For more than two centuries, biologists have tried to understand geographical distributions of plants and animals. De Candolle (1820) was the first author to propose that the current geographical distribution of living organisms depends upon both ecological and historical parameters. The influence of historical parameters can be assessed via historical biogeographic studies. Cladistic biogeography (or phylogenetic biogeography) is a method for inferring historical biogeography that combines phylogenies with distribution patterns.

The first chapter of this book presents a review of the history of biogeography going back to the eighteenth and nineteenth centuries, and citing prestigious biologists such as Linnaeus, Buffon, De Candolle, Wallace and Darwin. The second chapter, much more technical, deals with methods. At the end of these two chapters, and with the help of the glossary, the reader not specialized in historical biogeography should be sufficiently familiar with the jargon used by biogeographers to understand the two next chapters. Using both real and hypothetical examples, chapter three surveys some practical problems one might face in carrying out a biogeographic analysis. Finally, in the last chapter, the authors have attempted to provide their own explanation for both antitropical (taxa present in boreal and austral zones, but absent from the tropics) and austral distributions.

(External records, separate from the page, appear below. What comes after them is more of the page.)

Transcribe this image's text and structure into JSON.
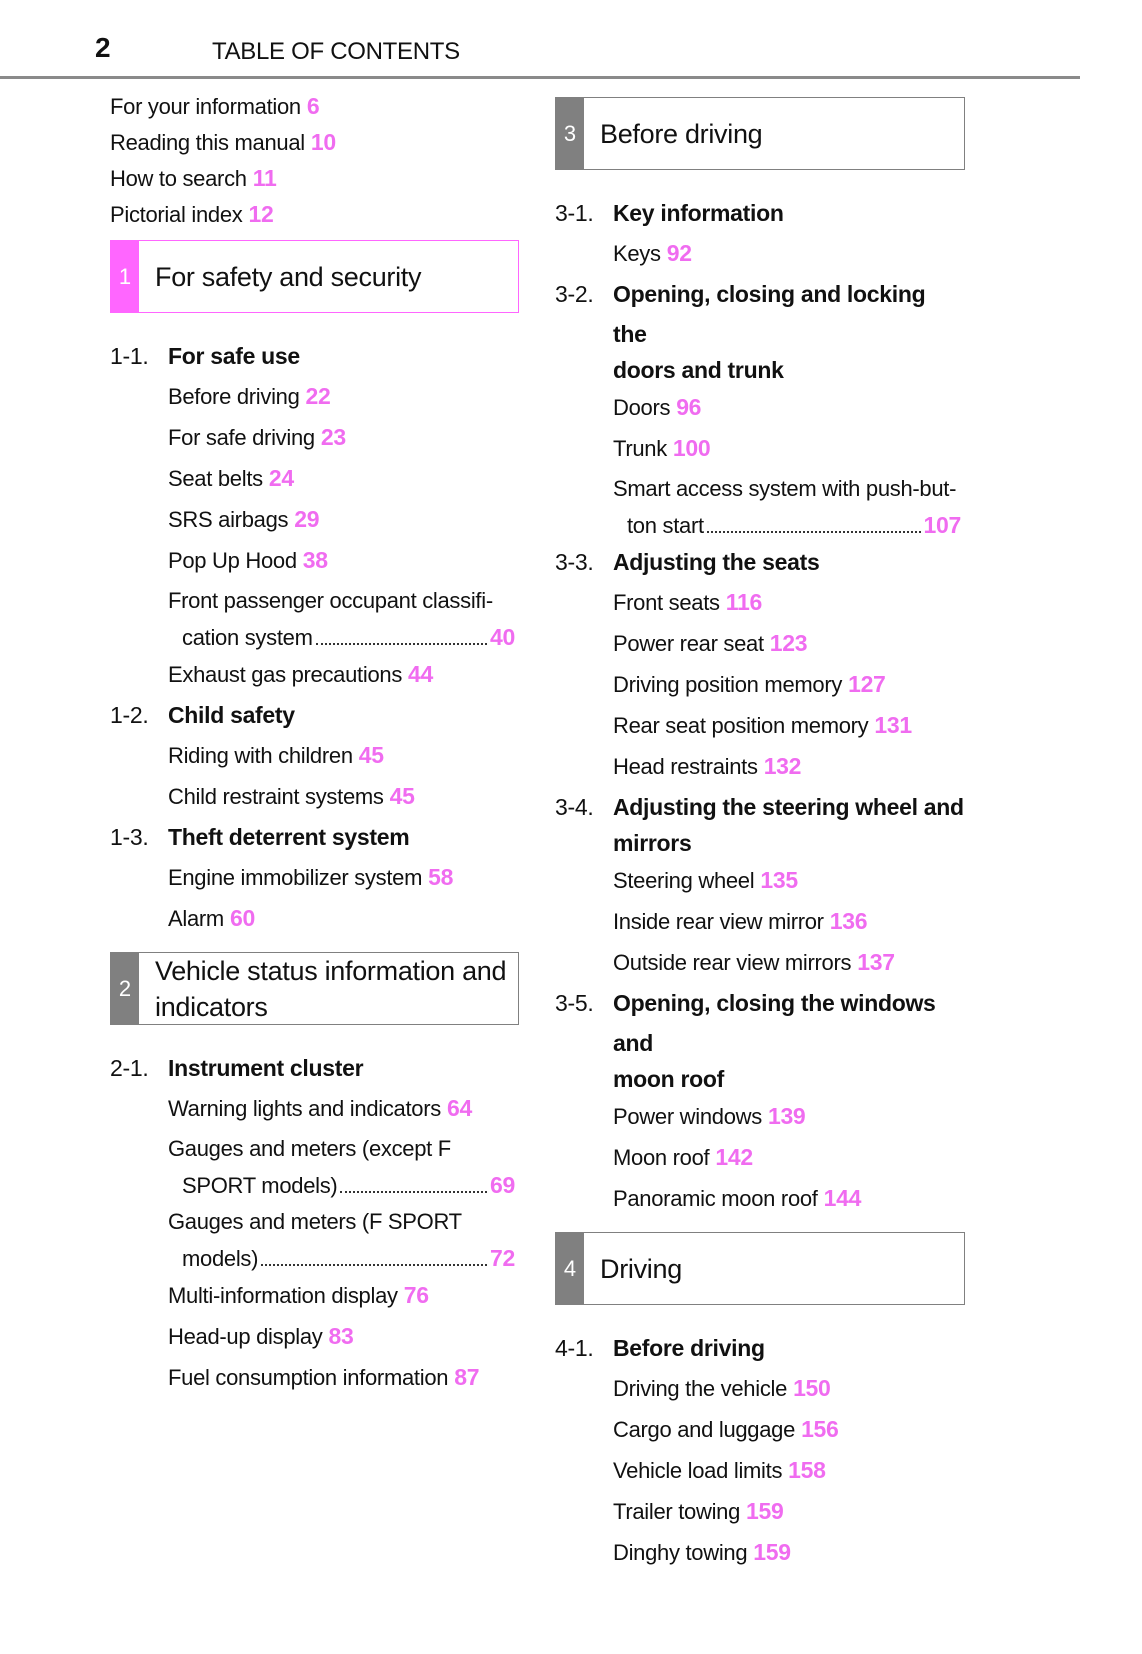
{
  "header": {
    "page_number": "2",
    "title": "TABLE OF CONTENTS"
  },
  "colors": {
    "pink": "#ff66ff",
    "gray": "#808080",
    "page_link": "#f06cf0"
  },
  "left": [
    {
      "type": "intro",
      "lines": [
        "For your information"
      ],
      "page": "6"
    },
    {
      "type": "intro",
      "lines": [
        "Reading this manual"
      ],
      "page": "10"
    },
    {
      "type": "intro",
      "lines": [
        "How to search"
      ],
      "page": "11"
    },
    {
      "type": "intro",
      "lines": [
        "Pictorial index"
      ],
      "page": "12"
    },
    {
      "type": "box",
      "number": "1",
      "title": [
        "For safety and security"
      ],
      "color": "#ff66ff"
    },
    {
      "type": "group",
      "number": "1-1.",
      "title": [
        "For safe use"
      ]
    },
    {
      "type": "entry",
      "lines": [
        "Before driving"
      ],
      "page": "22"
    },
    {
      "type": "entry",
      "lines": [
        "For safe driving"
      ],
      "page": "23"
    },
    {
      "type": "entry",
      "lines": [
        "Seat belts"
      ],
      "page": "24"
    },
    {
      "type": "entry",
      "lines": [
        "SRS airbags"
      ],
      "page": "29"
    },
    {
      "type": "entry",
      "lines": [
        "Pop Up Hood"
      ],
      "page": "38"
    },
    {
      "type": "entry",
      "lines": [
        "Front passenger occupant classifi-",
        "cation system"
      ],
      "page": "40"
    },
    {
      "type": "entry",
      "lines": [
        "Exhaust gas precautions"
      ],
      "page": "44"
    },
    {
      "type": "group",
      "number": "1-2.",
      "title": [
        "Child safety"
      ]
    },
    {
      "type": "entry",
      "lines": [
        "Riding with children"
      ],
      "page": "45"
    },
    {
      "type": "entry",
      "lines": [
        "Child restraint systems"
      ],
      "page": "45"
    },
    {
      "type": "group",
      "number": "1-3.",
      "title": [
        "Theft deterrent system"
      ]
    },
    {
      "type": "entry",
      "lines": [
        "Engine immobilizer system"
      ],
      "page": "58"
    },
    {
      "type": "entry",
      "lines": [
        "Alarm"
      ],
      "page": "60"
    },
    {
      "type": "box",
      "number": "2",
      "title": [
        "Vehicle status information and",
        "indicators"
      ],
      "color": "#808080"
    },
    {
      "type": "group",
      "number": "2-1.",
      "title": [
        "Instrument cluster"
      ]
    },
    {
      "type": "entry",
      "lines": [
        "Warning lights and indicators"
      ],
      "page": "64"
    },
    {
      "type": "entry",
      "lines": [
        "Gauges and meters (except F",
        "SPORT models)"
      ],
      "page": "69"
    },
    {
      "type": "entry",
      "lines": [
        "Gauges and meters (F SPORT",
        "models)"
      ],
      "page": "72"
    },
    {
      "type": "entry",
      "lines": [
        "Multi-information display"
      ],
      "page": "76"
    },
    {
      "type": "entry",
      "lines": [
        "Head-up display"
      ],
      "page": "83"
    },
    {
      "type": "entry",
      "lines": [
        "Fuel consumption information"
      ],
      "page": "87"
    }
  ],
  "right": [
    {
      "type": "box",
      "number": "3",
      "title": [
        "Before driving"
      ],
      "color": "#808080"
    },
    {
      "type": "group",
      "number": "3-1.",
      "title": [
        "Key information"
      ]
    },
    {
      "type": "entry",
      "lines": [
        "Keys"
      ],
      "page": "92"
    },
    {
      "type": "group",
      "number": "3-2.",
      "title": [
        "Opening, closing and locking the",
        "doors and trunk"
      ]
    },
    {
      "type": "entry",
      "lines": [
        "Doors"
      ],
      "page": "96"
    },
    {
      "type": "entry",
      "lines": [
        "Trunk"
      ],
      "page": "100"
    },
    {
      "type": "entry",
      "lines": [
        "Smart access system with push-but-",
        "ton start"
      ],
      "page": "107"
    },
    {
      "type": "group",
      "number": "3-3.",
      "title": [
        "Adjusting the seats"
      ]
    },
    {
      "type": "entry",
      "lines": [
        "Front seats"
      ],
      "page": "116"
    },
    {
      "type": "entry",
      "lines": [
        "Power rear seat"
      ],
      "page": "123"
    },
    {
      "type": "entry",
      "lines": [
        "Driving position memory"
      ],
      "page": "127"
    },
    {
      "type": "entry",
      "lines": [
        "Rear seat position memory"
      ],
      "page": "131"
    },
    {
      "type": "entry",
      "lines": [
        "Head restraints"
      ],
      "page": "132"
    },
    {
      "type": "group",
      "number": "3-4.",
      "title": [
        "Adjusting the steering wheel and",
        "mirrors"
      ]
    },
    {
      "type": "entry",
      "lines": [
        "Steering wheel"
      ],
      "page": "135"
    },
    {
      "type": "entry",
      "lines": [
        "Inside rear view mirror"
      ],
      "page": "136"
    },
    {
      "type": "entry",
      "lines": [
        "Outside rear view mirrors"
      ],
      "page": "137"
    },
    {
      "type": "group",
      "number": "3-5.",
      "title": [
        "Opening, closing the windows and",
        "moon roof"
      ]
    },
    {
      "type": "entry",
      "lines": [
        "Power windows"
      ],
      "page": "139"
    },
    {
      "type": "entry",
      "lines": [
        "Moon roof"
      ],
      "page": "142"
    },
    {
      "type": "entry",
      "lines": [
        "Panoramic moon roof"
      ],
      "page": "144"
    },
    {
      "type": "box",
      "number": "4",
      "title": [
        "Driving"
      ],
      "color": "#808080"
    },
    {
      "type": "group",
      "number": "4-1.",
      "title": [
        "Before driving"
      ]
    },
    {
      "type": "entry",
      "lines": [
        "Driving the vehicle"
      ],
      "page": "150"
    },
    {
      "type": "entry",
      "lines": [
        "Cargo and luggage"
      ],
      "page": "156"
    },
    {
      "type": "entry",
      "lines": [
        "Vehicle load limits"
      ],
      "page": "158"
    },
    {
      "type": "entry",
      "lines": [
        "Trailer towing"
      ],
      "page": "159"
    },
    {
      "type": "entry",
      "lines": [
        "Dinghy towing"
      ],
      "page": "159"
    }
  ]
}
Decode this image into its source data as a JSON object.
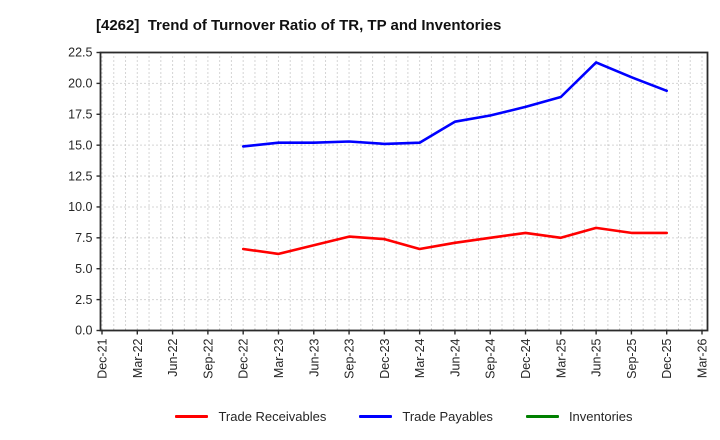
{
  "title": "[4262]  Trend of Turnover Ratio of TR, TP and Inventories",
  "chart_data": {
    "type": "line",
    "title": "[4262]  Trend of Turnover Ratio of TR, TP and Inventories",
    "xlabel": "",
    "ylabel": "",
    "ylim": [
      0,
      22.5
    ],
    "ytick_step": 2.5,
    "grid": true,
    "x_minor_per_tick": 3,
    "legend_position": "bottom",
    "categories": [
      "Dec-21",
      "Mar-22",
      "Jun-22",
      "Sep-22",
      "Dec-22",
      "Mar-23",
      "Jun-23",
      "Sep-23",
      "Dec-23",
      "Mar-24",
      "Jun-24",
      "Sep-24",
      "Dec-24",
      "Mar-25",
      "Jun-25",
      "Sep-25",
      "Dec-25",
      "Mar-26"
    ],
    "series": [
      {
        "name": "Trade Receivables",
        "color": "#ff0000",
        "values": [
          null,
          null,
          null,
          null,
          6.6,
          6.2,
          6.9,
          7.6,
          7.4,
          6.6,
          7.1,
          7.5,
          7.9,
          7.5,
          8.3,
          7.9,
          7.9,
          null
        ]
      },
      {
        "name": "Trade Payables",
        "color": "#0000ff",
        "values": [
          null,
          null,
          null,
          null,
          14.9,
          15.2,
          15.2,
          15.3,
          15.1,
          15.2,
          16.9,
          17.4,
          18.1,
          18.9,
          21.7,
          20.5,
          19.4,
          null
        ]
      },
      {
        "name": "Inventories",
        "color": "#008000",
        "values": [
          null,
          null,
          null,
          null,
          null,
          null,
          null,
          null,
          null,
          null,
          null,
          null,
          null,
          null,
          null,
          null,
          null,
          null
        ]
      }
    ],
    "colors": {
      "grid": "#ababab",
      "spine": "#2b2b2b",
      "tick_label": "#262626",
      "background": "#ffffff"
    }
  }
}
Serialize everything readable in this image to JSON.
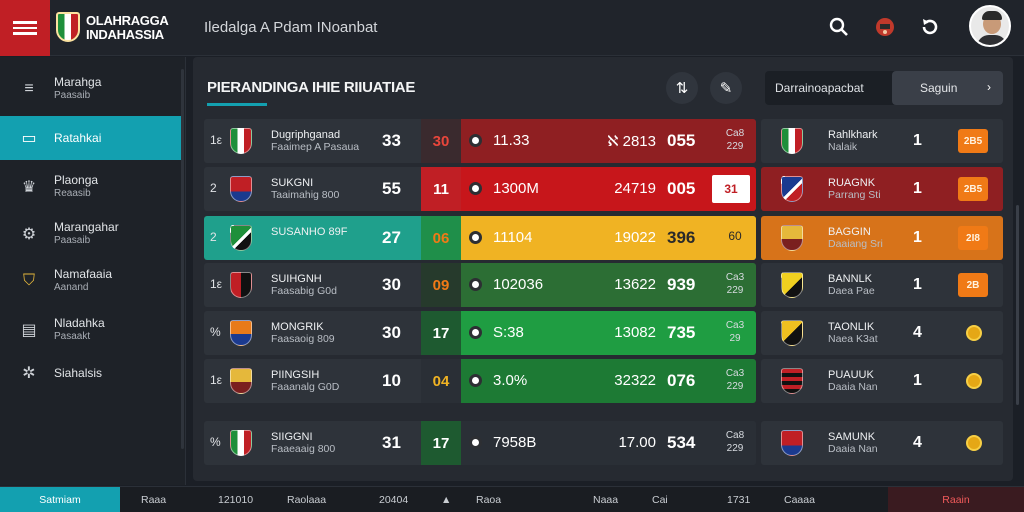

I would recommend Humphries and Parenti’s book as a key reference text for any biologist interested in biogeography. This book represents an easy way to gather together all the concepts and methods concerning historical biogeography, and to immerse oneself in a research field that is relatively isolated as a result of its peculiar vocabulary. Nonetheless, I was expecting to obtain some feeling about what will happen in the few next years in historical biogeography. This was not the case. The book gives a very precise view of the past, but does not provide any clues for imagining new directions. Furthermore, when reading the book, I had the impression that very few recent references were cited. I decided to carry out a more precise assessment of this feeling. First, it appears that almost 30% of the cited references are older than 1980, which is not surprising considering that biogeography interested scientists two hundred years ago. Secondly, 66% of the cited references are between 1980 and 1995, clearly corresponding to the golden age of historical biogeography with 14 citations per year on average. Finally, less than 4% of the references come from the last years (only 12 between 1996 and 1999!). How might one explain such a decrease in the number of papers dealing with historical biogeography? This is very surprising because new methods for inferring area cladograms (relationships among geographical regions) were developed early in the nineties, and many reliable phylogenies are now available thanks to the development of molecular phylogenetics. A possible explanation is that the authors missed many recent papers, but undoubtedly this is not the case. An alternative explanation could be that classical historical biogeography is close to extinction, and that the field is now moving towards intraspecific phylogeography (Avise et al., 1987). Humphries and Parenti’s book does not deal with this area.